By Dr. Mohammad Akram Nadwi
This man, whom God Himself has praised in the Qur’an as His ¬khalil, is the exemplar of perfected determination to know God, to be fully in His presence. This determination is expressed in what we may call, figuratively, the opening of various curtains:
The cultural curtain
Seeing through the world of his father and his people generally, who are worshipers of natural phenomena (his challenging and breaking of the idols, and demonstration of their falsity);
The natural curtain
- Seeing through the scale and majesty of natural phenomena, which are impressive yet bounded within large conditions, like time and space, whereas the God that Ibrahim seeks is unbounded (his discontent with moon and stars and sun, “I love not those that set”);
- Seeing through the apparent orderliness or predictability of natural phenomena, whereas God’s will sustains or may halt or divert that orderliness (he cannot hope for a son, himself being in advanced old age and his wife past child-bearing, but they are granted one);
- Seeing through the transience and disappearance of natural phenomena, whereas all phenomena however dispersed into their fundamental constituent particles can be (and as God wills shall be) restituted, and their properties likewise restituted including the property of having life (the birds quartered, and re-assembled at God’s command);
The human curtain
- Seeing through the fear of what the world or other people may do to him on account of his faith in God (the rightness of that faith is demonstrated when the fire (literal fire, and the fire of the human rage against him) is rendered powerless to harm him);
- Seeing through the need to pray for God’s mercy on his father and to hope for God’s favour on His descendants, whereas God’s creation is a moral (not merely a natural) order, with a right and wrong to it, and justice during it and at the end of it. (Mercy that does not encompass justice, that treats good and bad the same, is a mercy that takes no account of how an individual life was lived and therefore does not value that life.)
- Seeing through the need to cling to the life God has given, because all human hopes and human effort (including the effort to glorify God and the need to add value to what God has given, through one’s works and children) are dependent on having life, and thereby giving full assent to the ending of that life so that God’s will is entirely accepted in the confidence that His will can only be good. (Letting go of one’s own life and hopes for it is relatively easy, compared to willing the end of another’s life, which entails willing that that person now has to his credit all that he ever can have – how make that decision?
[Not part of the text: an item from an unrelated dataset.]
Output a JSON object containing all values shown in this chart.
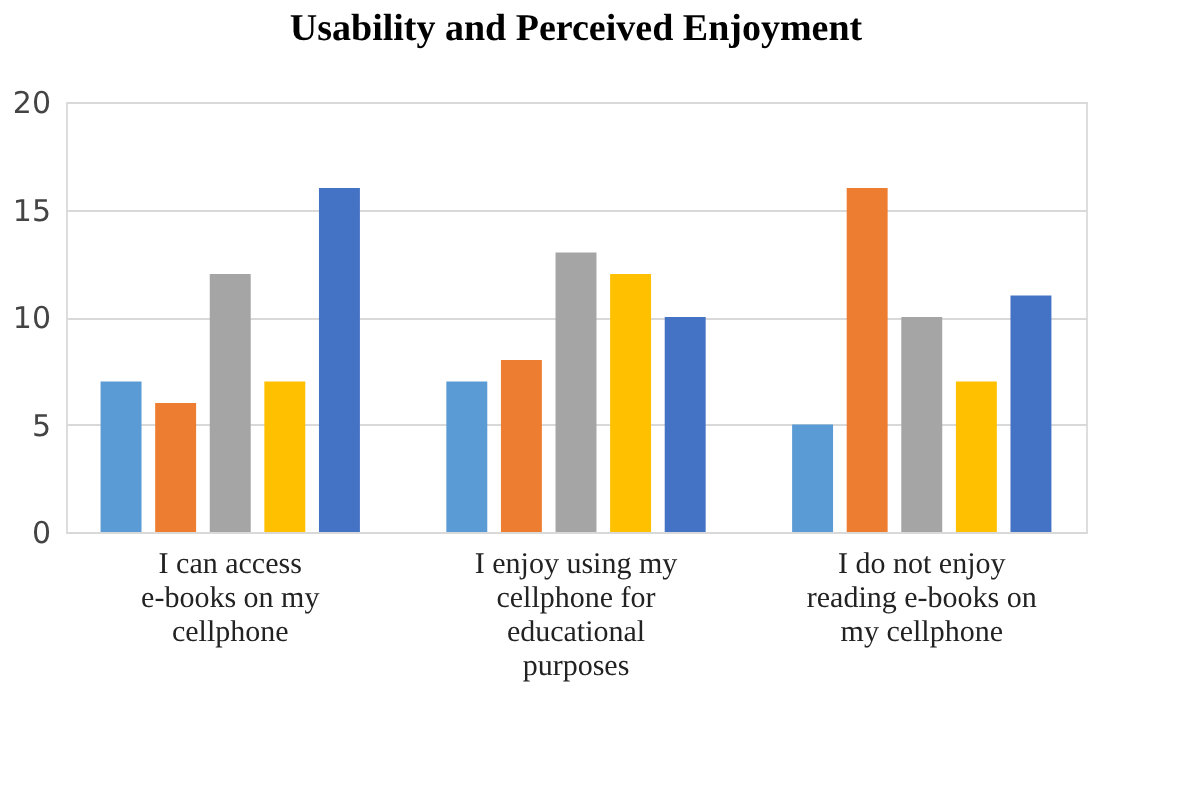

What parent could will an end of all opportunity for his child, especially one so long awaited and so deeply loved? Reflecting on this gives some measure of what God demanded of His khalil.)
Each of these efforts is an effort of self-transcendence within the Qur’anic narratives about him, in each of which Ibrahim `alayhi s-salam surrenders his own will in favour of God’s will. He is perfectly ready to hear and obey, without hesitation. God ennobled him with a certainty beyond the kind of certainty that is possessed while there is persuasion and proof, subject to persuasion and proof. His certainty is one that remains so firmly established that it permeates and functions in him, as blood permeates the body and the heart beats – i.e. without reasoned effort. This perfection of his person is expressed in the character of the man that inspires love, when we read about him.
- First, there is his individuality. He is a human person, with an inner life and an outer life; he stands over against God as an individual, outside of his community, who prays to Him and whose prayer is heard individually, and he stands likewise as the leader of a faith-community, umma or milla. His personal habits are tokens of his preferment, and they are followed within his faith-community..
- Secondly, there his tenderness of heart, often mentioned in the Qur’an, without the admonition that accompanies other such (compare Nuh and Musa, `alayhima as-salam). There are expressions of sorrow by Ibrahim, but no expressions of anger or rejoicing in victory. There is fear of God but not fearfulness, no uncertainty, that he may act contrarily to God’s will.
- Thirdly, there is his consciousness of his humanity, in his understanding both of his weakness and smallness compared to the majesty of creation and the majesty of God’s will (his fearfulness before his “guests” who do not eat), and of his otherness from God, his consciously not laying claim to the attributes of God (note his correction of the tyrant – who cannot make the sun rise from the west, etc.). It is a profound modesty and delicacy of temperament, found again in Muhammad, salla l-lahu `alayhi wa-sallam.
- Fourthly, there is his being a perfect believer, the ikhlas of whose faith is linked through the Qur’an and the centrality of the hajj with the perfected religion, the din of Islam.